How To Tune Parameters#

The time to change state form Stop to GO is too long.
- Change state_transit_margin_time to lower value. Be careful if this margin is too small then vehicle is going to change state many times and cause chattering.
The distance to stuck vehicle is too long.
- Change stuck_vehicle_detect_dist to lower value. Note this module consider obstacle stop max distance as detection distance.
The speed in intersection is too slow
Change intersection_velocity to higher value.

Flowchart#

uml diagram

NOTE current state is treated as STOP if is_entry_prohibited = true else GO

Known Limits#

This module generate intersection stop line and ignoring lanelet automatically form lanelet map , however if you want to set intersection stop line and ignoring lanelet manually you need to tag right_of_way and yield to all conflicting lanes properly.

How to Set Lanelet Map fot Intersection#

intersection_fig

Set a turn_direction tag (Fig. 1)#

IntersectionModule will be activated by this tag. If this tag is not set, ego-vehicle don’t recognize the lane as an intersection. Even if it’s a straight lane, this tag is mandatory if it is located within intersection.

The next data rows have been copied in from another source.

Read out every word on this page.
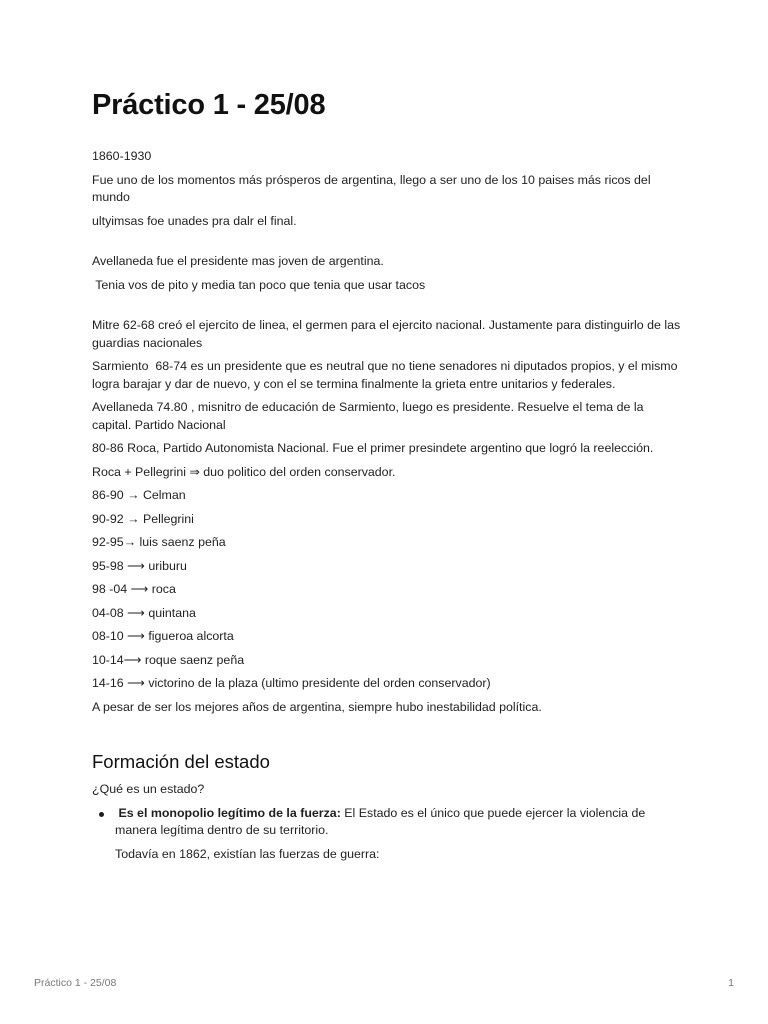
Práctico 1 - 25/08

1860-1930

Fue uno de los momentos más prósperos de argentina, llego a ser uno de los 10 paises más ricos del mundo

ultyimsas foe unades pra dalr el final.

Avellaneda fue el presidente mas joven de argentina.

Tenia vos de pito y media tan poco que tenia que usar tacos

Mitre 62-68 creó el ejercito de linea, el germen para el ejercito nacional. Justamente para distinguirlo de las guardias nacionales

Sarmiento  68-74 es un presidente que es neutral que no tiene senadores ni diputados propios, y el mismo logra barajar y dar de nuevo, y con el se termina finalmente la grieta entre unitarios y federales.

Avellaneda 74.80 , misnitro de educación de Sarmiento, luego es presidente. Resuelve el tema de la capital. Partido Nacional

80-86 Roca, Partido Autonomista Nacional. Fue el primer presindete argentino que logró la reelección.

Roca + Pellegrini ⇒ duo politico del orden conservador.

86-90 → Celman

90-92 → Pellegrini

92-95→ luis saenz peña

95-98 ⟶ uriburu

98 -04 ⟶ roca

04-08 ⟶ quintana

08-10 ⟶ figueroa alcorta

10-14⟶ roque saenz peña

14-16 ⟶ victorino de la plaza (ultimo presidente del orden conservador)

A pesar de ser los mejores años de argentina, siempre hubo inestabilidad política.

Formación del estado

¿Qué es un estado?

Es el monopolio legítimo de la fuerza: El Estado es el único que puede ejercer la violencia de manera legítima dentro de su territorio.

Todavía en 1862, existían las fuerzas de guerra:

Práctico 1 - 25/08	1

Set a value in turn_direction tag to light up turn signals.

Values of turn_direction must be one of “straight”(no turn signal), “right” or “left”. Autoware will light up respective turn signals 30[m] before entering the specified lane. You may also set optional tag “turn_signal_distance” to modify the distance to start lighting up turn signals.

Lanes within intersections must be defined as a single Lanelet. For example, blue lane in Fig.3 cannot be split into 2 Lanelets.

Explicitly describe a stop position [RoadMarking] (Optional) (Fig. 2)#

As a default, IntersectionModule estimates a stop position by the crossing point of driving lane and attention lane. But there are some cases like Fig.2 in which we would like to set a stop position explicitly. When a stop_line is defined as a RoadMarking item in the intersection lane, it overwrites the stop position. (Not only creating stop_line, but also defining as a RoadMaking item are needed.)

Exclusion setting of attention lanes [RightOfWay] (Fig.3)#

By default, IntersectionModule treats all lanes crossing with the registered lane as attention targets (yellow and green lanelets). But in some cases (e.g. when driving lane is priority lane or traffic light is green for the driving lane), we want to ignore some of the yield lanes. By setting RightOfWay of the RegulatoryElement item, we can define lanes to be ignored. Register ignored lanes as “yield” and register the attention lanes and driving lane as “right_of_way” lanelets in RightOfWay RegulatoryElement (For an intersection with traffic lights, we need to create items for each lane in the intersection. Please note that it needs a lot of man-hours.)